Alternative graph databases

FalkorDB markets itself as a GraphRAG-native database with lower indexing costs than Neo4j. ArangoDB provides a hybrid graph + vector store that supports combined GraphRAG queries. For production deployments that need to update frequently, these purpose-built options can reduce the graph rebuild cost that makes standard GraphRAG expensive to maintain.

// Going deeper

The cost equation is the main barrier to adoption. Indexing with GraphRAG costs 20-100x more than embedding-only indexing because every source chunk requires multiple LLM calls. For a 1 million token corpus split into 2,000 chunks, you're looking at 8,000-12,000 LLM calls for entity and relationship extraction alone, plus additional calls for community summarization. At GPT-4 pricing, this can run into hundreds of dollars for a medium-sized enterprise corpus. The emerging mitigation: use a cheap, fast model (GPT-4o mini, a fine-tuned local model) for extraction and reserve the stronger model only for community summarization, where output quality matters more.

Graph freshness is the main operational challenge. When your documents update — new reports, modified policies, new people joining — the knowledge graph needs to reflect those changes. Unlike a vector store where you can re-embed changed chunks in isolation, a graph update can require re-running entity deduplication and community detection across the entire graph, which may trigger a full rebuild. Production systems address this with incremental graph updates: new entities are added as delta nodes, community detection is re-run only on the affected subgraph, and community summaries are regenerated only for changed communities. Microsoft GraphRAG's roadmap includes incremental indexing support, and third-party graph databases like FalkorDB have built this into their core offering.

The Leiden algorithm is worth understanding. The Leiden clustering — an improvement on the Louvain algorithm for community detection — operates hierarchically: it detects communities at a coarse level, then recursively sub-divides each community until it reaches leaf clusters that can't be partitioned further. This multi-level hierarchy is what gives GraphRAG its ability to answer questions at different granularities: a very broad question gets answered from top-level community summaries (a few dozen clusters summarizing the whole corpus); a narrower question can drill into a specific sub-community's summary. The depth of the hierarchy is a tunable parameter — deeper hierarchies give finer granularity but cost more to build and store.

Adaptive RAG is where the field is heading. Pure GraphRAG and pure vector RAG are both suboptimal for real production traffic, which is a mix of simple and complex questions. The emerging architecture — sometimes called Adaptive RAG — uses a lightweight query classifier to route each question: simple factoid lookups go to a fast vector pipeline, complex multi-hop or synthesis questions go to GraphRAG. The classifier itself can be a small fine-tuned model or even a rules-based heuristic (presence of relationship keywords, question length, named-entity count). This hybrid pattern gets vector-RAG speed on the easy 80% of queries and GraphRAG accuracy on the hard 20%.

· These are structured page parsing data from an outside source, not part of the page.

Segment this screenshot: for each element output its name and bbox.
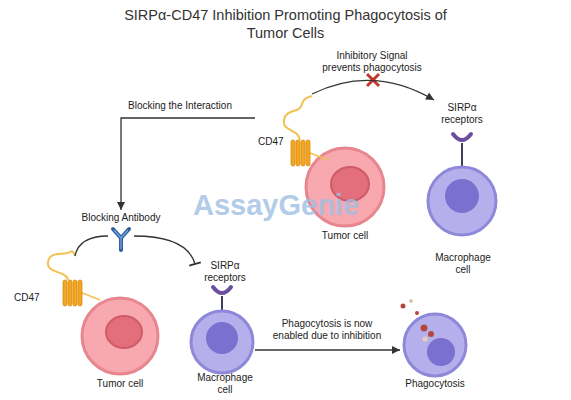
cd47-helix <box>73 280 77 306</box>
edge-label: Phagocytosis is now enabled due to inhib… <box>266 318 388 342</box>
sirpa-receptor <box>453 134 471 140</box>
cd47-helix <box>68 280 72 306</box>
edge-label: Inhibitory Signal prevents phagocytosis <box>317 50 427 74</box>
cd47-tail <box>310 153 328 160</box>
arrow-head <box>425 92 434 100</box>
cell-node: Blocking Antibody <box>108 210 134 250</box>
engulfed-dot <box>423 337 428 342</box>
arrow-head <box>117 202 125 210</box>
cd47-tail <box>80 292 100 300</box>
cell-label: Macrophage cell <box>194 372 256 396</box>
arrow-head <box>392 346 400 354</box>
engulfed-dot <box>428 331 434 337</box>
cell-label: CD47 <box>258 136 298 148</box>
connector-line <box>75 236 108 256</box>
cd47-helix <box>63 280 67 306</box>
sirpa-receptor <box>213 287 231 293</box>
debris-dot <box>401 304 406 309</box>
edge-label: Blocking the Interaction <box>118 100 242 112</box>
cell-node: SIRPα receptorsMacrophage cell <box>428 100 498 276</box>
cell-node: Phagocytosis <box>400 300 470 392</box>
block-cross <box>367 74 379 86</box>
cell-label: Phagocytosis <box>388 378 482 390</box>
cd47-helix <box>291 140 295 166</box>
debris-dot <box>415 311 419 315</box>
cd47-helix <box>296 140 300 166</box>
cell-node: SIRPα receptorsMacrophage cell <box>195 258 255 398</box>
connector <box>117 118 255 210</box>
macrophage-nucleus <box>427 338 455 366</box>
connector <box>255 346 400 354</box>
macrophage-body <box>404 314 466 376</box>
connector <box>75 236 108 256</box>
tumor-cell-body <box>82 298 158 374</box>
cd47-helix <box>306 140 310 166</box>
macrophage-nucleus <box>206 322 238 354</box>
engulfed-dot <box>421 325 428 332</box>
connector <box>312 80 434 100</box>
connector-line <box>121 118 255 210</box>
block-cross <box>367 74 379 86</box>
cell-label: Blocking Antibody <box>76 212 166 224</box>
cell-label: CD47 <box>14 292 54 304</box>
connector <box>134 236 201 266</box>
connector-line <box>312 80 434 100</box>
cell-label: Macrophage cell <box>432 252 494 276</box>
cell-node: CD47Tumor cell <box>10 256 168 393</box>
cell-label: Tumor cell <box>300 230 390 242</box>
inhibition-bar <box>189 262 201 265</box>
tumor-nucleus <box>106 316 142 348</box>
cell-label: SIRPα receptors <box>436 102 488 126</box>
cell-label: SIRPα receptors <box>199 260 251 284</box>
macrophage-nucleus <box>445 179 479 213</box>
connector-line <box>134 236 195 264</box>
watermark: AssayGenie <box>193 189 359 222</box>
connector-line <box>255 349 400 350</box>
debris-dot <box>409 299 413 303</box>
cd47-domain <box>284 96 312 140</box>
macrophage-body <box>428 167 496 235</box>
sirpa-stalk <box>461 143 463 168</box>
cd47-domain <box>48 251 75 280</box>
cd47-helix <box>78 280 82 306</box>
macrophage-body <box>191 311 253 373</box>
cell-label: Tumor cell <box>75 378 165 390</box>
cell-node: CD47Tumor cell <box>255 94 385 242</box>
diagram-title: SIRPα-CD47 Inhibition Promoting Phagocyt… <box>113 6 458 42</box>
cd47-helix <box>301 140 305 166</box>
antibody-highlight <box>114 230 128 249</box>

Schema-free vs schema-guided extraction is an active research debate. Microsoft's default GraphRAG uses schema-free extraction: the LLM decides what entities and relationships to pull from each chunk. This is flexible but noisy — the same concept can be extracted under different names across different chunks, requiring post-hoc entity resolution. Schema-guided extraction pre-defines the entity types and relationship types the LLM should look for (e.g., only extract Person, Organization, Product, and EmployedBy, Produces edges). Schema-guided is more precise, reduces deduplication cost, and produces a cleaner graph, but requires upfront ontology design work — exactly the weeks-to-months investment that makes GraphRAG harder to adopt than vector RAG.